The chirp signal with the center frequency of 300MHz and the bandwidth of 50MHz in the pulse signal is taken to perform the simulation of the first transition filter design process, and fig. 6(a), 6(b), 6(c) and 6(d) are obtained. As can be seen from the figure, the transition band of the transition filter is significantly narrower than that of the prototype filter, thereby verifying the effectiveness of FRM technology in designing narrow transition band filters.

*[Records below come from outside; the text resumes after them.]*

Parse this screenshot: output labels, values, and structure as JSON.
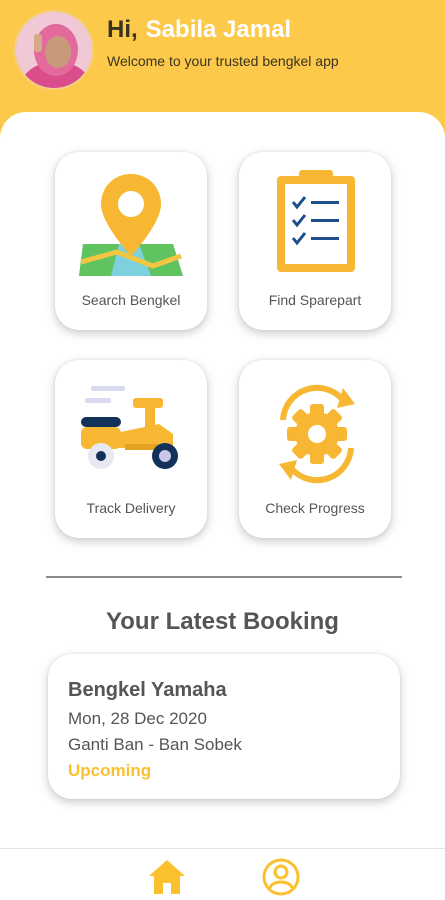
{
  "header": {
    "greeting": "Hi,",
    "user_name": "Sabila Jamal",
    "subtitle": "Welcome to your trusted bengkel app",
    "avatar_icon": "user-photo"
  },
  "menu": [
    {
      "label": "Search Bengkel",
      "icon": "map-pin-icon"
    },
    {
      "label": "Find Sparepart",
      "icon": "checklist-clipboard-icon"
    },
    {
      "label": "Track Delivery",
      "icon": "scooter-icon"
    },
    {
      "label": "Check Progress",
      "icon": "gear-refresh-icon"
    }
  ],
  "latest_booking": {
    "title": "Your Latest Booking",
    "shop": "Bengkel Yamaha",
    "date": "Mon, 28 Dec 2020",
    "service": "Ganti Ban - Ban Sobek",
    "status": "Upcoming"
  },
  "bottom_nav": [
    {
      "name": "home",
      "icon": "home-icon"
    },
    {
      "name": "profile",
      "icon": "profile-icon"
    }
  ],
  "colors": {
    "accent": "#fcc94a",
    "status": "#fbc02d",
    "text": "#555555"
  }
}
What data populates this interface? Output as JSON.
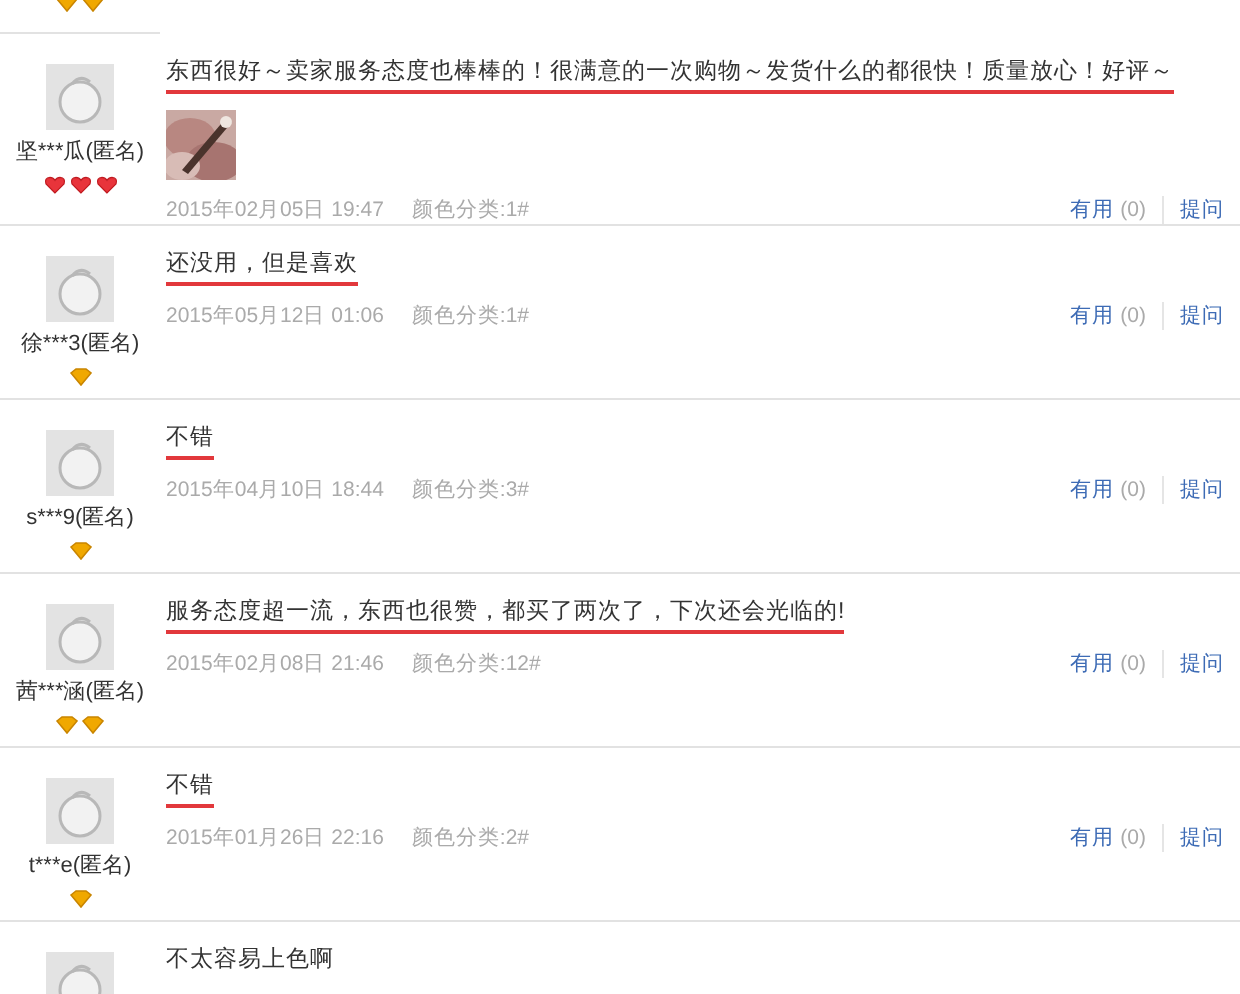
{
  "top_fragment": {
    "badges": [
      {
        "kind": "diamond"
      },
      {
        "kind": "diamond"
      }
    ]
  },
  "reviews": [
    {
      "comment": "东西很好～卖家服务态度也棒棒的！很满意的一次购物～发货什么的都很快！质量放心！好评～",
      "underlined": true,
      "user": "坚***瓜(匿名)",
      "badges": [
        {
          "kind": "heart"
        },
        {
          "kind": "heart"
        },
        {
          "kind": "heart"
        }
      ],
      "date": "2015年02月05日 19:47",
      "variant": "颜色分类:1#",
      "useful_label": "有用",
      "useful_count": "(0)",
      "ask_label": "提问"
    },
    {
      "comment": "还没用，但是喜欢",
      "underlined": true,
      "user": "徐***3(匿名)",
      "badges": [
        {
          "kind": "diamond"
        }
      ],
      "date": "2015年05月12日 01:06",
      "variant": "颜色分类:1#",
      "useful_label": "有用",
      "useful_count": "(0)",
      "ask_label": "提问"
    },
    {
      "comment": "不错",
      "underlined": true,
      "user": "s***9(匿名)",
      "badges": [
        {
          "kind": "diamond"
        }
      ],
      "date": "2015年04月10日 18:44",
      "variant": "颜色分类:3#",
      "useful_label": "有用",
      "useful_count": "(0)",
      "ask_label": "提问"
    },
    {
      "comment": "服务态度超一流，东西也很赞，都买了两次了，下次还会光临的!",
      "underlined": true,
      "user": "茜***涵(匿名)",
      "badges": [
        {
          "kind": "diamond"
        },
        {
          "kind": "diamond"
        }
      ],
      "date": "2015年02月08日 21:46",
      "variant": "颜色分类:12#",
      "useful_label": "有用",
      "useful_count": "(0)",
      "ask_label": "提问"
    },
    {
      "comment": "不错",
      "underlined": true,
      "user": "t***e(匿名)",
      "badges": [
        {
          "kind": "diamond"
        }
      ],
      "date": "2015年01月26日 22:16",
      "variant": "颜色分类:2#",
      "useful_label": "有用",
      "useful_count": "(0)",
      "ask_label": "提问"
    },
    {
      "comment": "不太容易上色啊",
      "underlined": false
    }
  ]
}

Comparing fig. 7(a) and fig. 7(b), it can be seen that under the combined action of the cognitive mechanism and the non-uniform dynamic channelization technology based on the FRM technology, the channel bandwidth of the non-uniform dynamic filter bank obtained by the present invention is very close to the bandwidth of the pulse signal to be measured, thereby realizing the dynamic tracking of the channel on the signal, saving a large amount of hardware resources, and avoiding the situation of the signal crossing the channel. Meanwhile, the unambiguous frequency measurement range of the signal is reduced, and the frequency measurement precision and the signal-to-noise ratio are improved. Therefore, the method has high efficiency and accuracy, can construct the non-uniform dynamic channel of the dynamic tracking signal while having a narrow transition band and reducing complexity, and greatly improves the adaptability of the broadband digital receiver to the complex electromagnetic environment.
In fig. 8, the circular connections correspond to the present invention, the star connections correspond to the subchannel reconstruction technique, and the triangular connections correspond to the FRM-based dynamic channelization technique. As can be seen from the figure, when the number of signals is greater than or equal to 5, the operation amount of the invention is lower than that of the subchannel reconstruction technique and the FRM-based dynamic channelization technique, and the advantages of the invention become more obvious as the number of signals increases.